HD: I don’t know that there is anything that we didn’t include for those kinds of reasons. For Lorenzo not being on screen that was for separate reasons: Lorenzo does not like being on camera. He doesn’t like being photographed. He has one friend who is allowed to sneak in photos.

RC: Well, maybe more than one but Cicely Tyson tells us that she’s able to sneak in photographs when he’s not looking. And when she told us that I thought, “Well, yeah, only Cicely Tyson can pull that off!”

HD: On the privacy question: Lorenzo was a private person as well. Doing the interview for the film was very difficult for him. As you hear in the film, after Monty died, there were rumors that he had something to do with his death. When he told us that story I kept the tears back because we were in the middle of an interview but I just imagined — I don’t imagine that this much, but if Robert passed and someone said that about me, I would be broken into a million more pieces. I know that this was a painful topic for Lorenzo and the fact that he gave us an interview is really loving and generous and special and a testament to [Robert]s relationship and your siblings. Lorenzo is family.

This film is a treasure trove of Clift memorabilia. There are so many never-before-seen photos and recordings and scripts. It seems so daunting but I’m so glad we now have so much of this out there in the world. But it made me wonder, was there one piece that made you go, Oh, I’m so happy someone saved this?

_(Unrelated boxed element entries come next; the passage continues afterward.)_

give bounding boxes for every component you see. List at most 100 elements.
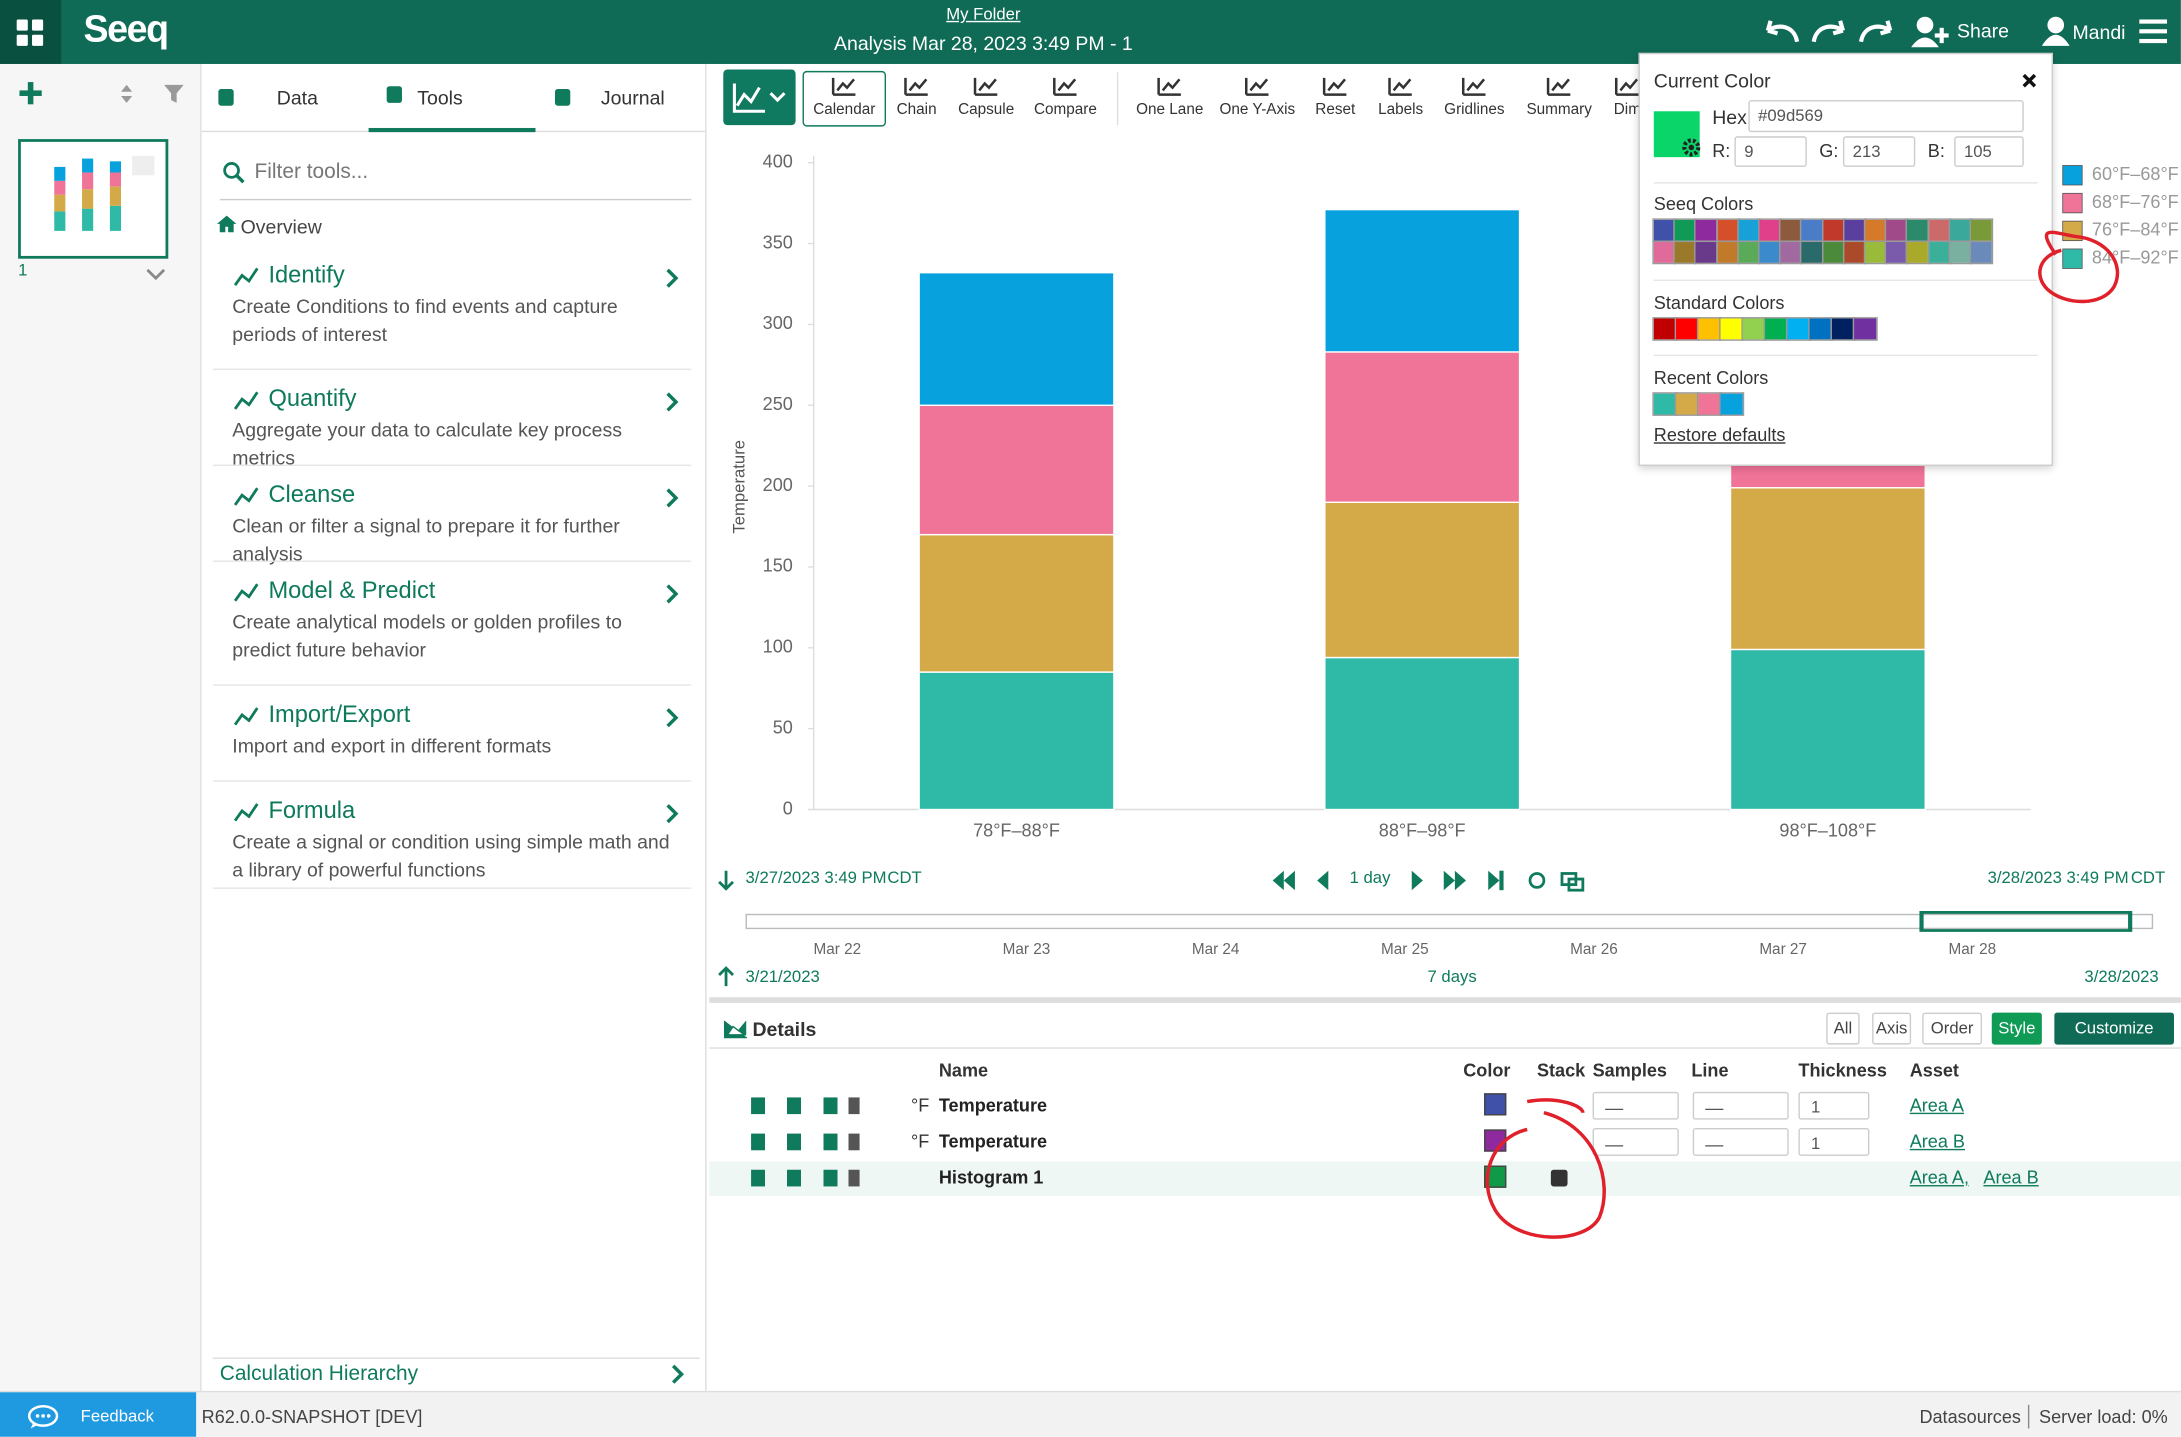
- standard-swatch[interactable]: [1808, 317, 1834, 341]
- seeq-swatch[interactable]: [1948, 218, 1973, 243]
- tool-title[interactable]: Model & Predict: [268, 577, 436, 604]
- seeq-swatch[interactable]: [1863, 240, 1888, 265]
- recent-swatch[interactable]: [1674, 392, 1700, 416]
- range-selection[interactable]: [1919, 911, 2133, 932]
- start-time[interactable]: 3/27/2023 3:49 PM: [745, 867, 887, 888]
- recent-swatch[interactable]: [1652, 392, 1678, 416]
- color-swatch[interactable]: [1484, 1165, 1507, 1188]
- item-name[interactable]: Histogram 1: [938, 1166, 1044, 1188]
- row-actions[interactable]: [751, 1169, 860, 1187]
- tool-title[interactable]: Formula: [268, 796, 356, 824]
- row-actions[interactable]: [751, 1133, 860, 1151]
- range-start[interactable]: 3/21/2023: [745, 966, 820, 987]
- gear-icon[interactable]: [1682, 138, 1701, 157]
- details-button[interactable]: Order: [1922, 1012, 1983, 1045]
- column-header[interactable]: Line: [1691, 1059, 1729, 1081]
- feedback-button[interactable]: Feedback: [0, 1392, 197, 1437]
- seeq-swatch[interactable]: [1927, 240, 1951, 265]
- toolbar-button[interactable]: Summary: [1526, 101, 1592, 119]
- toolbar-button[interactable]: Compare: [1033, 101, 1097, 119]
- seeq-swatch[interactable]: [1821, 218, 1846, 243]
- thickness-select[interactable]: 1: [1798, 1128, 1870, 1156]
- chevron[interactable]: [665, 391, 682, 413]
- details-button[interactable]: Axis: [1872, 1012, 1912, 1045]
- history-icons[interactable]: [1755, 11, 1908, 53]
- toolbar-button[interactable]: Gridlines: [1444, 101, 1505, 119]
- line-select[interactable]: —: [1692, 1091, 1789, 1120]
- panel-tab[interactable]: Data: [276, 86, 318, 109]
- chevron[interactable]: [665, 267, 682, 289]
- thickness-select[interactable]: 1: [1798, 1091, 1870, 1120]
- standard-swatch[interactable]: [1830, 317, 1856, 341]
- hex-input[interactable]: #09d569: [1748, 100, 2024, 133]
- seeq-swatch[interactable]: [1673, 218, 1698, 243]
- seeq-swatch[interactable]: [1969, 218, 1994, 243]
- panel-tab[interactable]: Journal: [600, 86, 665, 109]
- tool-title[interactable]: Quantify: [268, 385, 357, 412]
- line-select[interactable]: —: [1692, 1128, 1789, 1156]
- filter-tools[interactable]: Filter tools...: [254, 159, 369, 184]
- standard-swatch[interactable]: [1696, 317, 1722, 341]
- seeq-swatch[interactable]: [1884, 240, 1909, 265]
- sidebar-icons[interactable]: [117, 81, 187, 106]
- tool-title[interactable]: Cleanse: [268, 481, 356, 508]
- range-end[interactable]: 3/28/2023: [2084, 966, 2159, 987]
- range-track[interactable]: [745, 913, 2154, 930]
- r-input[interactable]: 9: [1734, 136, 1807, 167]
- chevron[interactable]: [665, 803, 682, 825]
- samples-select[interactable]: —: [1592, 1128, 1679, 1156]
- time-controls[interactable]: [1272, 868, 1593, 893]
- asset-link[interactable]: Area A,: [1909, 1166, 1970, 1188]
- seeq-swatch[interactable]: [1652, 218, 1677, 243]
- user-menu[interactable]: Mandi: [2072, 20, 2126, 44]
- column-header[interactable]: Thickness: [1798, 1059, 1887, 1081]
- samples-select[interactable]: —: [1592, 1091, 1679, 1120]
- chevron[interactable]: [665, 487, 682, 509]
- toolbar-button[interactable]: Capsule: [958, 101, 1015, 119]
- seeq-swatch[interactable]: [1800, 240, 1825, 265]
- seeq-swatch[interactable]: [1694, 218, 1719, 243]
- toolbar-button[interactable]: One Y-Axis: [1219, 101, 1296, 119]
- toolbar-button[interactable]: Calendar: [813, 101, 876, 119]
- recent-swatch[interactable]: [1696, 392, 1722, 416]
- details-button[interactable]: Customize: [2054, 1012, 2174, 1045]
- datasources[interactable]: Datasources: [1919, 1406, 2021, 1428]
- duration[interactable]: 1 day: [1349, 867, 1391, 888]
- seeq-swatch[interactable]: [1715, 218, 1740, 243]
- worksheet-dropdown[interactable]: [146, 267, 166, 281]
- toolbar-button[interactable]: Reset: [1315, 101, 1356, 119]
- item-name[interactable]: Temperature: [938, 1094, 1048, 1116]
- worksheet-thumbnail[interactable]: [18, 139, 169, 259]
- range-duration[interactable]: 7 days: [1427, 966, 1477, 987]
- chevron[interactable]: [665, 583, 682, 605]
- chart-type-button[interactable]: [723, 69, 796, 126]
- seeq-swatch[interactable]: [1673, 240, 1698, 265]
- seeq-swatch[interactable]: [1736, 240, 1761, 265]
- hamburger[interactable]: [2139, 17, 2170, 48]
- seeq-swatch[interactable]: [1906, 218, 1930, 243]
- column-header[interactable]: Name: [938, 1059, 989, 1081]
- standard-swatch[interactable]: [1763, 317, 1789, 341]
- recent-swatch[interactable]: [1719, 392, 1745, 416]
- calculation-hierarchy[interactable]: Calculation Hierarchy: [219, 1361, 419, 1386]
- seeq-swatch[interactable]: [1694, 240, 1719, 265]
- seeq-swatch[interactable]: [1652, 240, 1677, 265]
- seeq-swatch[interactable]: [1842, 240, 1867, 265]
- item-name[interactable]: Temperature: [938, 1130, 1048, 1152]
- column-header[interactable]: Color: [1463, 1059, 1511, 1081]
- restore-defaults[interactable]: Restore defaults: [1653, 424, 1786, 446]
- panel-tab[interactable]: Tools: [417, 86, 463, 109]
- logo[interactable]: Seeq: [83, 8, 169, 51]
- color-swatch[interactable]: [1484, 1093, 1507, 1116]
- standard-swatch[interactable]: [1741, 317, 1767, 341]
- asset-link[interactable]: Area B: [1909, 1130, 1965, 1152]
- share-button[interactable]: Share: [1956, 19, 2009, 42]
- standard-swatch[interactable]: [1674, 317, 1700, 341]
- asset-link[interactable]: Area B: [1983, 1166, 2039, 1188]
- g-input[interactable]: 213: [1842, 136, 1916, 167]
- standard-swatch[interactable]: [1652, 317, 1678, 341]
- toolbar-button[interactable]: Labels: [1378, 101, 1424, 119]
- seeq-swatch[interactable]: [1842, 218, 1867, 243]
- asset-link[interactable]: Area A: [1909, 1094, 1964, 1116]
- toolbar-button[interactable]: One Lane: [1136, 101, 1204, 119]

RC: One is his, as a whole, all of the records that Monty kept that give you a sense of what he found important. Everything from datebooks and letters to the recordings he made to his scripts to his photographs. You get a sense of a person, of who they are, through this bulk of materials, through what they found important to emphasize or what they wanted to keep and what you see in the material. In all of them is how detail-oriented he was. I didn’t know that before working on this. Because, as you see in the film, I had kind of internalized a lot of the narratives [about Monty]. So to see how much he was working on his scripts and what an intelligent reader he was in terms of characterization — it wasn’t the Method that a lot of people associated with him. He was very deliberate and thoughtful in creating the parts. You see that all over his scripts.

What do you hope queer audiences take away from the film?

HD: I think that having Monty as a queer figure in American cinema is a great legacy to be able to look back on. We don’t have to feel sad for him, you know? He was a human being who had the full range of human experience. Some sadness. But also some joy. The joy got left out and it was really important to look back and see that people lived and they had joy and they made their work and they were important. I want that for people when they see Monty.

RC: That’s number one: to be able to approach him and his work in a different way. But there is this sense, when it comes to queer audiences, that Monty would maybe barely be remembered right now—

HD: Without this whole community of people!

RC: The most intelligent readers, for me, have always been the people who identified themselves as queer, those who read the books about Monty and noticed that there were holes and things that seemed weird and stereotyped.

HD: It’s also a thank you for caring and reading deeply. I do hope that people can feel some of that coming from the film. This is a chance to celebrate Monty and if everyone had forgotten—

There would be nothing to celebrate!

Making Montgomery Clift plays tonight at NewFest in New York City.